Le premier apport massif (575 000 individus) a été celui qui résultait de la traite des noirs (jusqu’en 1807) et de l’esclavage (jusqu’en 1865), les esclaves noirs étaient plus nombreux que les Européens, surtout dans les colonies d’exploitation. Cependant, le nombre d’esclaves noirs venant d’Afrique a été beaucoup moins important que dans les Antilles et 10 fois moins élevé qu’au Brésil. Le destin des États-Unis aurait pu se calquer sur celui du Brésil aux alentours de 1750 : deux continents géants peuplés à peine d’un million d’habitants, dont 70 % d’Indiens et surtout de noirs, et une poignée d’immigrants blancs ! Faute de main d’œuvre, les esclaves noirs pouvaient fournir la solution, mais la colonie serait devenue une nouvelle Afrique ! Lors du premier recensement en 1790, on avait estimé que les esclaves noirs formaient encore 20 % de la population, mais les Indiens n’étaient pas décomptés. Certes la population des esclaves a contribué à l’accroissement de la population, d’autant plus que les grands propriétaires, une fois la traite négrière fermée, espéraient que les enfants nés dans la plantation leur apporteraient la main d’œuvre voulue. Entre 1790 et 1860, la population noire a sextuplé, passant de 750 000 à 4,4 millions ce qui atteste sa fécondité, puis elle a décuplé pour atteindre 41 millions en 2006. Et pourtant, c’est en fait l’accroissement des immigrants européens et leur fécondité, un taux de natalité de 55°/°° (comparable à celui du Nigeria actuel), qui a nourri l’expansion démographique : leur population augmente d’un tiers tous les 10 ans, elle progresse d’un effectif de 4 millions à 31 millions d’individus en 1860.
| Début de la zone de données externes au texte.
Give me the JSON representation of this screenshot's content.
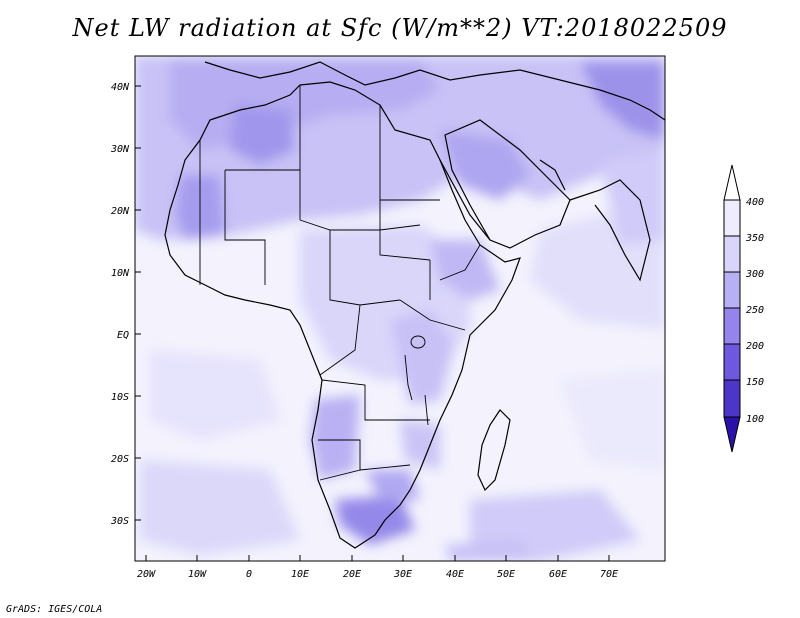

2° L’assimilation des Anglais et des peuples du nord
L’Angleterre était au milieu du dix-huitième siècle faiblement peuplée, elle avait retrouvé lentement son niveau de peuplement d’avant la peste noire. Les guerres, la pauvreté et les épidémies avaient suscité une longue stagnation démographique, la population oscillait entre 5 et 6 millions d’habitants. Or de 1740 à 1900 la population de l’Angleterre a sextuplé. Les États-Unis ont alors reçu le plus vaste courant d’émigration du dix-neuvième siècle : ils ont reçu 60 millions d’émigrés en 150 ans, leur population atteindra 92 millions d’habitants en 1910. Les émigrés ont contribué au tiers de l’accroissement de la population américaine : au début du siècle dernier, la moitié de la population était d’origine étrangère. Le plus surprenant est le fait que les immigrants étaient à 80 % originaires de l’Europe du Nord, mais en fin de période quand chaque année un million de nouveaux venus arrivaient, ceux-là étaient à 80 % originaires de l’Europe du Sud et de l’Europe centrale.
Les premiers immigrants étaient des exilés politiques qui fuyaient l’intolérance religieuse des souverains anglais (Stuarts ou Tudors), voire la dictature (Cromwell). Ils étaient peu nombreux. Une migration économique leur succède. L’Angleterre fut la mère de la révolution agricole et de la révolution industrielle. Cependant, l’accroissement très rapide de la population finit par créer un exode massif vers les colonies, en particulier vers l’Amérique, à partir du moment où l’indépendance et la forme de gouvernement de la Fédération garantissaient leur liberté.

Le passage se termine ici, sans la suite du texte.